Sicuramente per tutte le domande specifiche su sesso, sessualità, orgasmi e tutti i modi per avere un rapporto sessuale sano e partecipato, il podcast di Leni, Vengo anch’io è un buon punto di partenza, così che, come lei stessa auspica, “domani sia un sesso migliore”. Gli episodi durano abbastanza per dire di aver imparato qualcosa, senza oltrepassare il limite massimo consentito e valicare la soglia dell’attenzione. Se le domande sono molto puntuali e il tempo è molto poco, Sesso e volentieri di Valentina Pontello e Samantha Anselmo, rispettivamente educatrice sessuale e ginecologa, è una soluzione ragionevole. Il target prende tanto l’adolescente che deve scegliere quale contraccettivo usare, quanto la trentenne che ha domande sul piacere anale. Federica Cacciola con Piacere mio. La storia del sesso ci ricorda come sappiamo tutto «anche del chicco di grano biologico da cui è estratta la farina macinata a pietra dei biscotti biosostenibili che mangiamo la mattina», ma spesso ignoriamo tutto della pratica che ci ha permesso di stare al mondo. Le sue sono interviste di circa un’ora, dove discute con personaggi noti di prime volte, threesome, fantasie erotiche e categorie porno predilette. Non la scelta migliore se a muoverci sono quesiti tecnici, ma sicuramente un buon modo per sfatare miti e tabù. Se il sesso è un argomento che irrigidisce, Ars amandi. Non chiamiamoli preliminari è un buon lubrificante. Tra poesie interpretate e orgasmi felici, il podcast di Violeta Benini e Ivan Schisano è simile a una seduta di mindfulness. Del resto come diceva Patrizia Valduga, sesso e poesie «hanno entrambe una funzione erogena e quindi ansiolitica».

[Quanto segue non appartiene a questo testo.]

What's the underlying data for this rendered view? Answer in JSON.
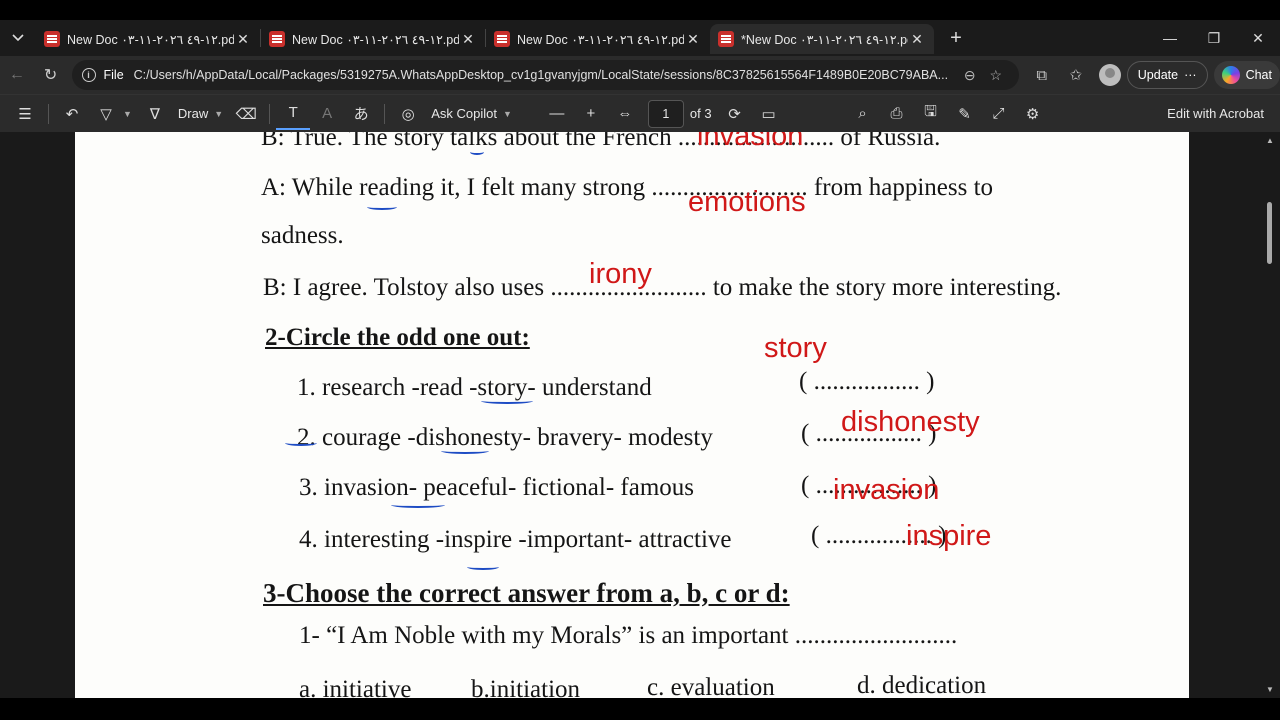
{
  "tabs": [
    {
      "title": "New Doc ١٢-٤٩ ٢٠٢٦-١١-٠٣.pdf",
      "active": false
    },
    {
      "title": "New Doc ١٢-٤٩ ٢٠٢٦-١١-٠٣.pdf",
      "active": false
    },
    {
      "title": "New Doc ١٢-٤٩ ٢٠٢٦-١١-٠٣.pdf",
      "active": false
    },
    {
      "title": "*New Doc ١٢-٤٩ ٢٠٢٦-١١-٠٣.pdf",
      "active": true
    }
  ],
  "address": {
    "scheme_label": "File",
    "url": "C:/Users/h/AppData/Local/Packages/5319275A.WhatsAppDesktop_cv1g1gvanyjgm/LocalState/sessions/8C37825615564F1489B0E20BC79ABA..."
  },
  "browser": {
    "update_label": "Update",
    "update_more": "···",
    "chat_label": "Chat"
  },
  "pdf_toolbar": {
    "draw_label": "Draw",
    "ask_copilot_label": "Ask Copilot",
    "page_current": "1",
    "page_total": "of 3",
    "edit_acrobat_label": "Edit with Acrobat"
  },
  "document": {
    "lines": {
      "l0": "B: True. The story talks about the French ......................... of Russia.",
      "l1": "A: While reading it, I felt many strong ......................... from happiness to",
      "l2": "sadness.",
      "l3": "B: I agree. Tolstoy also uses ......................... to make the story more interesting.",
      "h2": "2-Circle the odd one out:",
      "i1": "1. research -read -story- understand",
      "i1b": "( ................. )",
      "i2": "2. courage -dishonesty- bravery- modesty",
      "i2b": "( ................. )",
      "i3": "3. invasion- peaceful- fictional- famous",
      "i3b": "( ................. )",
      "i4": "4. interesting -inspire -important- attractive",
      "i4b": "( ................. )",
      "h3": "3-Choose the correct answer from a, b, c or d:",
      "q1": "1- “I Am Noble with my Morals” is an important ..........................",
      "oa": "a. initiative",
      "ob": "b.initiation",
      "oc": "c. evaluation",
      "od": "d. dedication"
    },
    "handwriting": {
      "w_invasion": "invasion",
      "w_emotions": "emotions",
      "w_irony": "irony",
      "w_story": "story",
      "w_dishonesty": "dishonesty",
      "w_invasion2": "invasion",
      "w_inspire": "inspire"
    }
  },
  "colors": {
    "handwriting": "#d01818",
    "pen_ink": "#1e4cc4",
    "chrome_bg": "#2b2b2b"
  }
}
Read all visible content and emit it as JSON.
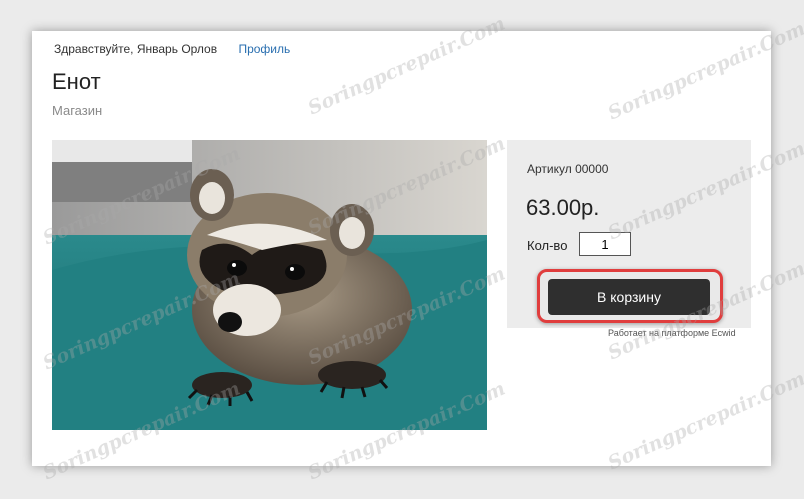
{
  "header": {
    "greeting": "Здравствуйте, Январь Орлов",
    "profile_link": "Профиль"
  },
  "product": {
    "title": "Енот",
    "breadcrumb": "Магазин",
    "image_alt": "raccoon-photo"
  },
  "purchase": {
    "sku": "Артикул 00000",
    "price": "63.00р.",
    "qty_label": "Кол-во",
    "qty_value": "1",
    "cart_button": "В корзину",
    "powered_by": "Работает на платформе Ecwid",
    "highlight_color": "#e03d3d"
  },
  "watermark": "Soringpcrepair.Com"
}
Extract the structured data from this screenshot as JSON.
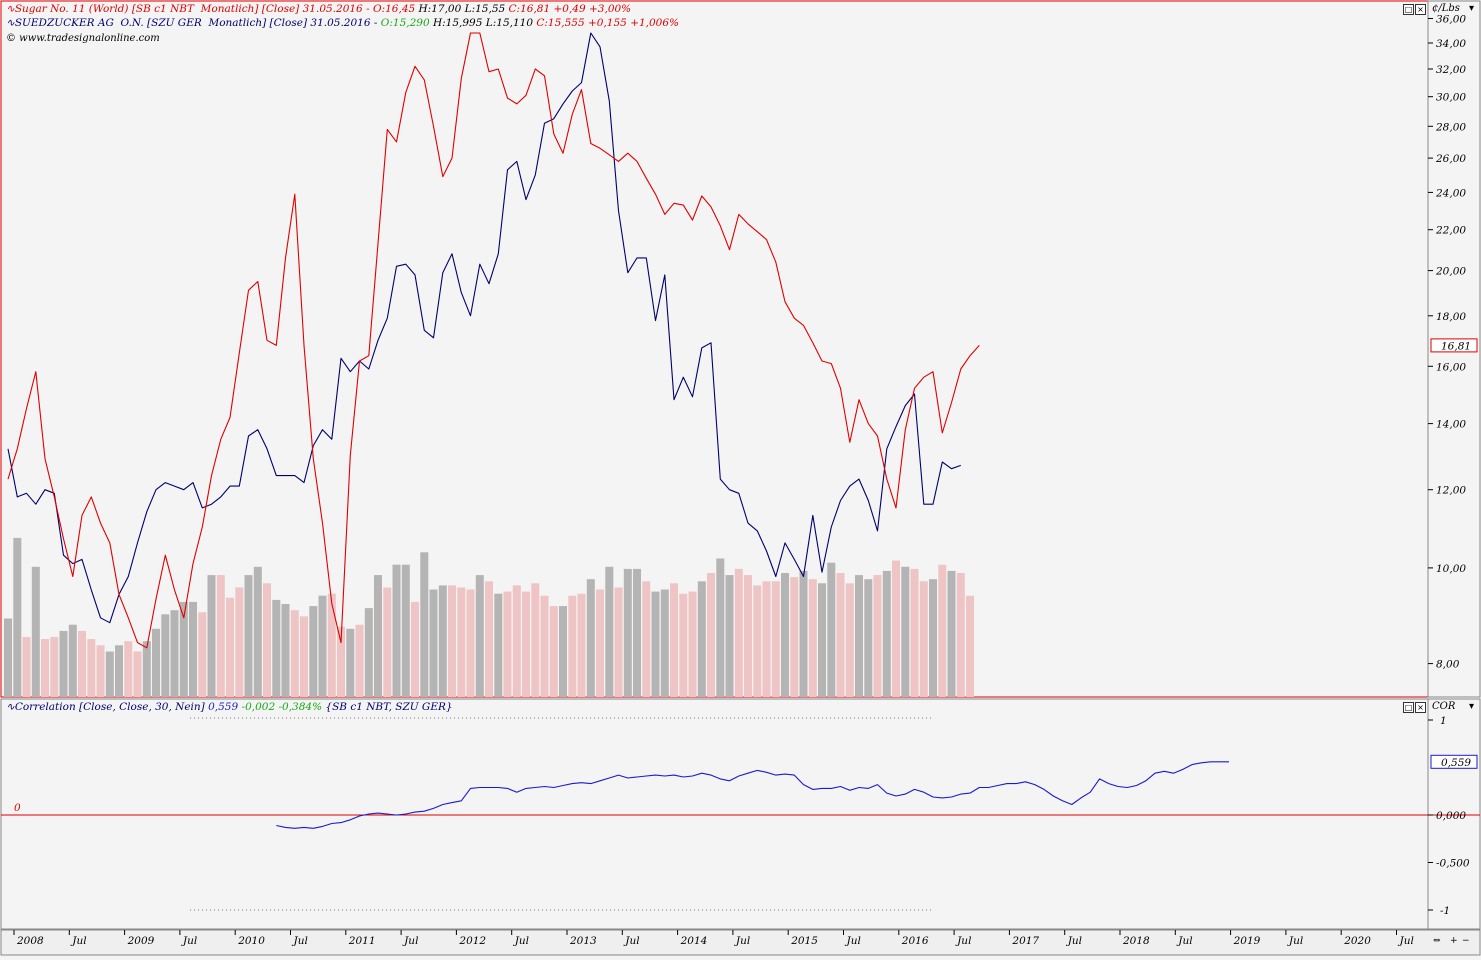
{
  "colors": {
    "sugar": "#e00000",
    "suedzucker": "#00006e",
    "corr": "#1a1ad0",
    "green": "#16a816",
    "vol_up": "#b4b4b4",
    "vol_down": "#eec4c4",
    "panel_bg": "#f4f4f4"
  },
  "legend": {
    "sugar": {
      "label": "Sugar No. 11 (World) [SB c1 NBT  Monatlich] [Close] 31.05.2016 - ",
      "open": "O:16,45 ",
      "hl": "H:17,00 L:15,55 ",
      "close": "C:16,81 +0,49 +3,00%"
    },
    "suedzucker": {
      "label": "SUEDZUCKER AG  O.N. [SZU GER  Monatlich] [Close] 31.05.2016 - ",
      "open": "O:15,290 ",
      "hl": "H:15,995 L:15,110 ",
      "close": "C:15,555 +0,155 +1,006%"
    },
    "copyright": "© www.tradesignalonline.com",
    "correlation": {
      "label": "Correlation [Close, Close, 30, Nein] ",
      "value": "0,559 ",
      "change": "-0,002 -0,384% ",
      "symbols": "{SB c1 NBT, SZU GER}"
    }
  },
  "top_unit_label": "¢/Lbs",
  "bottom_unit_label": "COR",
  "chart_data": [
    {
      "type": "line",
      "scale": "log",
      "ylim": [
        7.4,
        37.5
      ],
      "y_ticks": [
        "36,00",
        "34,00",
        "32,00",
        "30,00",
        "28,00",
        "26,00",
        "24,00",
        "22,00",
        "20,00",
        "18,00",
        "16,00",
        "14,00",
        "12,00",
        "10,00",
        "8,00"
      ],
      "last_value_label": "16,81",
      "x_start": "2008-01",
      "series": [
        {
          "name": "Sugar No. 11 (World)",
          "values": [
            12.3,
            13.2,
            14.5,
            15.8,
            12.9,
            11.8,
            10.7,
            9.8,
            11.3,
            11.8,
            11.1,
            10.6,
            9.4,
            8.9,
            8.4,
            8.3,
            9.3,
            10.3,
            9.5,
            8.9,
            10.1,
            11.0,
            12.4,
            13.5,
            14.2,
            16.5,
            19.1,
            19.5,
            17.0,
            16.8,
            20.6,
            23.9,
            16.8,
            12.9,
            11.1,
            9.2,
            8.4,
            13.0,
            16.2,
            16.4,
            21.3,
            27.8,
            27.0,
            30.3,
            32.2,
            31.2,
            28.0,
            24.9,
            26.0,
            31.3,
            34.8,
            34.8,
            31.8,
            32.0,
            29.9,
            29.5,
            30.1,
            32.0,
            31.5,
            27.5,
            26.3,
            28.8,
            30.5,
            26.9,
            26.6,
            26.2,
            25.8,
            26.3,
            25.8,
            24.8,
            23.9,
            22.8,
            23.4,
            23.3,
            22.5,
            23.8,
            23.2,
            22.2,
            21.0,
            22.8,
            22.3,
            21.9,
            21.5,
            20.4,
            18.6,
            17.9,
            17.6,
            16.9,
            16.2,
            16.1,
            15.2,
            13.4,
            14.8,
            14.0,
            13.6,
            12.3,
            11.5,
            13.8,
            15.2,
            15.6,
            15.8,
            13.7,
            14.7,
            15.9,
            16.4,
            16.8
          ],
          "color": "#e00000"
        },
        {
          "name": "SUEDZUCKER AG  O.N.",
          "values": [
            13.2,
            11.8,
            11.9,
            11.6,
            12.0,
            11.9,
            10.3,
            10.1,
            10.2,
            9.5,
            8.9,
            8.8,
            9.4,
            9.8,
            10.6,
            11.4,
            12.0,
            12.2,
            12.1,
            12.0,
            12.2,
            11.5,
            11.6,
            11.8,
            12.1,
            12.1,
            13.6,
            13.8,
            13.2,
            12.4,
            12.4,
            12.4,
            12.2,
            13.3,
            13.8,
            13.5,
            16.3,
            15.8,
            16.2,
            15.9,
            17.0,
            17.9,
            20.2,
            20.3,
            19.8,
            17.4,
            17.1,
            19.9,
            20.8,
            19.0,
            18.0,
            20.3,
            19.4,
            20.8,
            25.3,
            25.8,
            23.6,
            25.0,
            28.2,
            28.5,
            29.5,
            30.4,
            31.0,
            34.8,
            33.7,
            29.7,
            23.0,
            19.9,
            20.6,
            20.6,
            17.8,
            19.8,
            14.8,
            15.6,
            14.9,
            16.7,
            16.9,
            12.3,
            12.0,
            11.9,
            11.1,
            10.9,
            10.4,
            9.8,
            10.6,
            10.2,
            9.8,
            11.3,
            9.9,
            11.0,
            11.7,
            12.1,
            12.3,
            11.7,
            10.9,
            13.2,
            13.9,
            14.6,
            15.0,
            11.6,
            11.6,
            12.8,
            12.6,
            12.7
          ],
          "color": "#00006e"
        }
      ],
      "volume": [
        [
          0.38,
          0
        ],
        [
          0.77,
          0
        ],
        [
          0.29,
          1
        ],
        [
          0.63,
          0
        ],
        [
          0.28,
          1
        ],
        [
          0.29,
          1
        ],
        [
          0.32,
          0
        ],
        [
          0.35,
          0
        ],
        [
          0.32,
          1
        ],
        [
          0.28,
          1
        ],
        [
          0.25,
          1
        ],
        [
          0.22,
          0
        ],
        [
          0.25,
          0
        ],
        [
          0.27,
          1
        ],
        [
          0.22,
          1
        ],
        [
          0.27,
          0
        ],
        [
          0.33,
          0
        ],
        [
          0.4,
          0
        ],
        [
          0.42,
          0
        ],
        [
          0.46,
          0
        ],
        [
          0.46,
          0
        ],
        [
          0.41,
          1
        ],
        [
          0.59,
          0
        ],
        [
          0.59,
          1
        ],
        [
          0.48,
          1
        ],
        [
          0.53,
          1
        ],
        [
          0.59,
          0
        ],
        [
          0.63,
          0
        ],
        [
          0.55,
          1
        ],
        [
          0.47,
          0
        ],
        [
          0.45,
          0
        ],
        [
          0.42,
          1
        ],
        [
          0.39,
          1
        ],
        [
          0.44,
          0
        ],
        [
          0.49,
          0
        ],
        [
          0.5,
          1
        ],
        [
          0.34,
          1
        ],
        [
          0.33,
          0
        ],
        [
          0.35,
          1
        ],
        [
          0.43,
          0
        ],
        [
          0.59,
          0
        ],
        [
          0.53,
          1
        ],
        [
          0.64,
          0
        ],
        [
          0.64,
          0
        ],
        [
          0.46,
          1
        ],
        [
          0.7,
          0
        ],
        [
          0.52,
          0
        ],
        [
          0.54,
          0
        ],
        [
          0.54,
          1
        ],
        [
          0.53,
          1
        ],
        [
          0.52,
          1
        ],
        [
          0.59,
          0
        ],
        [
          0.56,
          1
        ],
        [
          0.5,
          0
        ],
        [
          0.51,
          1
        ],
        [
          0.54,
          1
        ],
        [
          0.51,
          1
        ],
        [
          0.55,
          1
        ],
        [
          0.49,
          1
        ],
        [
          0.44,
          1
        ],
        [
          0.44,
          0
        ],
        [
          0.49,
          1
        ],
        [
          0.5,
          1
        ],
        [
          0.57,
          0
        ],
        [
          0.52,
          1
        ],
        [
          0.63,
          0
        ],
        [
          0.53,
          1
        ],
        [
          0.62,
          0
        ],
        [
          0.62,
          0
        ],
        [
          0.56,
          1
        ],
        [
          0.51,
          0
        ],
        [
          0.52,
          0
        ],
        [
          0.55,
          1
        ],
        [
          0.5,
          1
        ],
        [
          0.51,
          1
        ],
        [
          0.56,
          0
        ],
        [
          0.6,
          1
        ],
        [
          0.67,
          0
        ],
        [
          0.59,
          0
        ],
        [
          0.62,
          1
        ],
        [
          0.59,
          1
        ],
        [
          0.54,
          1
        ],
        [
          0.56,
          1
        ],
        [
          0.56,
          1
        ],
        [
          0.6,
          0
        ],
        [
          0.58,
          1
        ],
        [
          0.61,
          0
        ],
        [
          0.57,
          1
        ],
        [
          0.55,
          0
        ],
        [
          0.65,
          0
        ],
        [
          0.6,
          1
        ],
        [
          0.55,
          1
        ],
        [
          0.59,
          0
        ],
        [
          0.57,
          0
        ],
        [
          0.59,
          1
        ],
        [
          0.61,
          0
        ],
        [
          0.66,
          1
        ],
        [
          0.63,
          0
        ],
        [
          0.62,
          1
        ],
        [
          0.56,
          1
        ],
        [
          0.57,
          0
        ],
        [
          0.64,
          1
        ],
        [
          0.61,
          0
        ],
        [
          0.6,
          1
        ],
        [
          0.49,
          1
        ]
      ]
    },
    {
      "type": "line",
      "title": "Correlation",
      "ylim": [
        -1.0,
        1.0
      ],
      "y_ticks": [
        "1",
        "0,000",
        "-0,500",
        "-1"
      ],
      "zero_label": "0",
      "last_value_label": "0,559",
      "x_start": "2008-01",
      "start_index": 29,
      "series": [
        {
          "name": "Correlation",
          "values": [
            -0.11,
            -0.13,
            -0.14,
            -0.13,
            -0.14,
            -0.12,
            -0.09,
            -0.08,
            -0.05,
            -0.01,
            0.01,
            0.02,
            0.01,
            0.0,
            0.01,
            0.03,
            0.04,
            0.07,
            0.11,
            0.13,
            0.15,
            0.28,
            0.29,
            0.29,
            0.29,
            0.28,
            0.24,
            0.28,
            0.29,
            0.3,
            0.29,
            0.31,
            0.33,
            0.34,
            0.33,
            0.36,
            0.39,
            0.42,
            0.39,
            0.4,
            0.41,
            0.42,
            0.41,
            0.42,
            0.4,
            0.41,
            0.44,
            0.42,
            0.38,
            0.36,
            0.41,
            0.44,
            0.47,
            0.45,
            0.42,
            0.43,
            0.42,
            0.32,
            0.27,
            0.28,
            0.28,
            0.3,
            0.26,
            0.29,
            0.28,
            0.32,
            0.23,
            0.2,
            0.22,
            0.27,
            0.24,
            0.19,
            0.18,
            0.19,
            0.22,
            0.23,
            0.29,
            0.29,
            0.31,
            0.33,
            0.33,
            0.35,
            0.32,
            0.27,
            0.2,
            0.15,
            0.11,
            0.18,
            0.24,
            0.38,
            0.33,
            0.3,
            0.29,
            0.31,
            0.36,
            0.44,
            0.46,
            0.44,
            0.48,
            0.53,
            0.55,
            0.56,
            0.56,
            0.56
          ],
          "color": "#1a1ad0"
        }
      ]
    }
  ],
  "x_axis": {
    "labels": [
      "2008",
      "Jul",
      "2009",
      "Jul",
      "2010",
      "Jul",
      "2011",
      "Jul",
      "2012",
      "Jul",
      "2013",
      "Jul",
      "2014",
      "Jul",
      "2015",
      "Jul",
      "2016",
      "Jul",
      "2017",
      "Jul",
      "2018",
      "Jul",
      "2019",
      "Jul",
      "2020",
      "Jul"
    ]
  }
}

A questi se ne aggiungono altri, con format più o meno simili, ma l’assenza quasi totale di una reale cultura sessuale, almeno nel nostro Paese, apre letteralmente a infinite possibilità di approfondimento. Probabilmente la mancanza di punti saldi e una base di consapevolezza comune su queste tematichè fa sì che l’esplorazione attraverso i podcast resti ampia, nel tentativo arduo di toccare tutti gli argomenti per colmare ogni carenza. Senza quindi commettere l’ingenuità di sottovalutare il potere trasformativo dei podcast, sarebbe forse altrettanto ingenuo credere di poter delegare soltanto a questi creativi il ruolo di Indiana Jones del pianeta sconosciuto della sex education.